Czech Business Today
EESC CORNER: The EU Should Take Inspiration from the Czech Model in Tackling Bureaucracy
In the era of cloud computing and AI, it is paradoxical that Europe’s legislative machinery still functions with a mindset rooted in Napoleonic times. Today, laws are drafted on computers, stored in official journals, and published online. Yet despite these modern tools, the approach to regulation remains stubbornly analogue. Over decades, laws have accumulated, creating unintended bureaucratic burdens and rendering the system opaque. Neither citizens nor lawmakers can easily track how rules interact, making compliance difficult and trust in institutions fragile.
Simplification is now firmly on the EU’s agenda — and rightly so. At its core, simplification is not about deregulation, but about making rules more effective, more consistent, and easier to apply. Too often, burdens arise not from the substance of regulations, but from how they are designed and implemented. Take reporting obligations: much of the data requested from businesses already exists in public registers. Yet under different legal acts, the same information is often requested multiple times — each time with different formats and criteria.

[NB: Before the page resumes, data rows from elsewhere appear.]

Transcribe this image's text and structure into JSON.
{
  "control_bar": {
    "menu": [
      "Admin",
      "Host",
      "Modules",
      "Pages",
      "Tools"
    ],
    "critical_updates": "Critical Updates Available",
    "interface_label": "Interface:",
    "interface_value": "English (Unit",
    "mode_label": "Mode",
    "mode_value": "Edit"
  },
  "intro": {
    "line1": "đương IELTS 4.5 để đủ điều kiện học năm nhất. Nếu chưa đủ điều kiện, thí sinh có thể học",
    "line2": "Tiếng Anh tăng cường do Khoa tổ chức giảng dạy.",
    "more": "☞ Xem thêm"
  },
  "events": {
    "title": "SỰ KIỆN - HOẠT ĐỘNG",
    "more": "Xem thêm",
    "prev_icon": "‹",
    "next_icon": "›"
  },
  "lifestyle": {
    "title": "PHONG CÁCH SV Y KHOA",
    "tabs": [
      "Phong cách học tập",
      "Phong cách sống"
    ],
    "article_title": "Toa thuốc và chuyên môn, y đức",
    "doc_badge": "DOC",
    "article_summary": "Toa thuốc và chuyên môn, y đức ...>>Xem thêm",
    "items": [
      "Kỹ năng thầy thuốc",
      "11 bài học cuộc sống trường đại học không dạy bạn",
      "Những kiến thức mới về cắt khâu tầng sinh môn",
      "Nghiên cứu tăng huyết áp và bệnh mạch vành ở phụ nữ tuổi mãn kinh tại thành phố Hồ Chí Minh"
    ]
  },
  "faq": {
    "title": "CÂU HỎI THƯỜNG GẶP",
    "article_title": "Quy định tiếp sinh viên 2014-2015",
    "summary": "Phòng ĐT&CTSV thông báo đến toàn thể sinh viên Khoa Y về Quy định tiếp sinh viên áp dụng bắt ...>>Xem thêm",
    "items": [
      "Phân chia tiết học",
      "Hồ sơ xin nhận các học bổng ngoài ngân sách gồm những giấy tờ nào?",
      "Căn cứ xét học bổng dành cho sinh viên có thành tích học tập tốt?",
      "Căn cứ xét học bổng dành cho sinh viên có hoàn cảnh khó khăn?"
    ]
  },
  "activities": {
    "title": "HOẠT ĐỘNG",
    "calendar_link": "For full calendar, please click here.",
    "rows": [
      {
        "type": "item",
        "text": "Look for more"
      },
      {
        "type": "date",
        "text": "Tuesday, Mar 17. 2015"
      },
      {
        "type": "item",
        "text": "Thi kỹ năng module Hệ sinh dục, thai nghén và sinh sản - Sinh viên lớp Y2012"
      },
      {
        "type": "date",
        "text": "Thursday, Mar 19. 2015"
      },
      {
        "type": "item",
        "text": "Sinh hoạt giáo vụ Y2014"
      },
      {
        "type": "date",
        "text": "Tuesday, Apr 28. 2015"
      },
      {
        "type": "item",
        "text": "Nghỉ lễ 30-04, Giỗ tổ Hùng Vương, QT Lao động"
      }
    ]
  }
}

In 2022 alone, recurring administrative costs across the EU were estimated at €150 billion. This is a clear signal: our legal framework remains too complex, too fragmented, and too difficult to navigate.
The solution lies in smarter tools and better design. That is why the European Economic and Social Committee (EESC) adopted an opinion on the use of digital tools and artificial intelligence in EU law-making.
It proposes that every new legal act include a clear summary of obligations — written by regulators for clarity and structured in a way that supports digital processing. With this approach, AI can identify overlaps, inconsistencies, and gaps by linking related provisions and tracking their interactions. But to fully realize this potential, the EU needs a unified, interoperable digital platform for EU legislation — a space where institutions can collaboratively draft, amend, and monitor laws.
This opinion, requested by the Danish Presidency, is a call to action. As a new interinstitutional agreement is being prepared, the EESC urges Member States to seize this opportunity to modernize EU law-making — building trust, increasing compliance, and reinforcing democratic legitimacy. Under the leadership of the Danish Presidency, this transformation can — and must — be delivered.